Top Review by stephaniemiller1701
Good base recipe for moist muffins. I made 17 full sized ones as I don't have a mini muffin tin - baked at 375 for 20 min. I only had coconut oil and olive oil on hand, so I used the coconut oil, coconut yogurt instead of plain, and added some shredded coconut in with the oats. They were delicious, but a bit sticky. Because the yogurt was sweetened, next time I would take down the brown sugar amount, even though they were not overly sweet.
- 2 cups about 3/4 pound mcintosh apples, peeled and shredded
- 1 1⁄2 cups flour
- 1 cup quick-cooking oats
- 2⁄3 cup brown sugar
- 1 1⁄2 teaspoons baking powder
- 1⁄2 teaspoon baking soda
- 1⁄2 teaspoon salt
- 1⁄2 teaspoon ground cinnamon
- 1⁄4 cup nonfat milk
- 2 tablespoons vegetable oil
- 1 teaspoon vanilla extract
- 1 (8 ounce) carton plain low-fat yogurt
- 1 egg
Directions See How It's Made
- Preheat oven to 400 degrees.
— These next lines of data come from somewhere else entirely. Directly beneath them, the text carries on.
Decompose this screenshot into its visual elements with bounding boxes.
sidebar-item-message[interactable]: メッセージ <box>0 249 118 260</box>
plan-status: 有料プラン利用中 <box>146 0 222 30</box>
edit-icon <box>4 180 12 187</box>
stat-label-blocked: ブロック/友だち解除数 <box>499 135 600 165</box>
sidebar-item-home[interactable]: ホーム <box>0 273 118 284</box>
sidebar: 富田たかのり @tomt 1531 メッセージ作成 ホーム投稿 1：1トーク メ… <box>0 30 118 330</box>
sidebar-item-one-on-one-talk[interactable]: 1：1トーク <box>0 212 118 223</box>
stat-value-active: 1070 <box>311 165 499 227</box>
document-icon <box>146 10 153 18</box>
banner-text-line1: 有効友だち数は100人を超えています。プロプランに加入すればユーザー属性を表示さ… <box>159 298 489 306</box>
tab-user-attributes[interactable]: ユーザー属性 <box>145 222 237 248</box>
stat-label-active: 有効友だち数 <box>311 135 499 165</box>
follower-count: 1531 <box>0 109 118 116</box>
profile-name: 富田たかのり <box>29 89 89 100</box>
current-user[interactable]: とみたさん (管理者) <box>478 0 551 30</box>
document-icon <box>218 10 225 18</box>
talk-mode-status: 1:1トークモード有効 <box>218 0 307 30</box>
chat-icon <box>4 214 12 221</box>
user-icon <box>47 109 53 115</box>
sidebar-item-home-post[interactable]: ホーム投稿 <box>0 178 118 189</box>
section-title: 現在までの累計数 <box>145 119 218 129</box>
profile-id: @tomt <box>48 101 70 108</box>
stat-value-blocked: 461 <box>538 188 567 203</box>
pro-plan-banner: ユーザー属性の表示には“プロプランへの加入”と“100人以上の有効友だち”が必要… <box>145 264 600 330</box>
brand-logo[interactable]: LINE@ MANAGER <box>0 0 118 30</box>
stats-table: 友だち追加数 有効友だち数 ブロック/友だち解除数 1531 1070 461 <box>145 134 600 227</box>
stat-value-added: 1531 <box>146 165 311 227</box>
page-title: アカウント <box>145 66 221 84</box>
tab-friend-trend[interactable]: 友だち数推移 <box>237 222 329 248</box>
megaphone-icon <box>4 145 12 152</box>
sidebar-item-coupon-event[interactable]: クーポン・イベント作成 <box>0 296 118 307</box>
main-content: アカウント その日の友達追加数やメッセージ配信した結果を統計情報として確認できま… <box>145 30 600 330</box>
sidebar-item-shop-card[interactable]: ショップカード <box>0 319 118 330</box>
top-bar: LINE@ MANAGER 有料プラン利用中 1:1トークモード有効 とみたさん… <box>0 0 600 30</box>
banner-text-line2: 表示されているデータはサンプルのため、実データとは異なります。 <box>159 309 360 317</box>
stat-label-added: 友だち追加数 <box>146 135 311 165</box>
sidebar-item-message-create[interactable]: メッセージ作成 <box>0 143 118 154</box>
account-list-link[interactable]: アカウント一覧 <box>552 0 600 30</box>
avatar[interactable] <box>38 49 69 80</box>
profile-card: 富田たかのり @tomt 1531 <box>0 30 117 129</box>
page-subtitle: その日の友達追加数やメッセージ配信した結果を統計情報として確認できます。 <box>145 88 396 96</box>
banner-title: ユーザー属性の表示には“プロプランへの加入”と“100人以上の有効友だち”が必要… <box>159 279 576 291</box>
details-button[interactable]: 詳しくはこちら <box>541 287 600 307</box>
Coat muffin tin with cooking spray.
- Place apples on paper towels and squeeze until barely moist. Set aside.
- Combine flour and next 6 ingredients in a medium bowl; stir with a whisk Make a well in the center of mixture.
- In another bowl, whisk together milk, oil, vanilla, yogurt, and egg. Add to well of flour mixture, stirring just until moist.
- Stir in apples. Spoon batter in muffin cups. Bake for 8-10 minutes or until muffins spring back when touched lightly in center. Remove muffins immediately and cool on wire rack.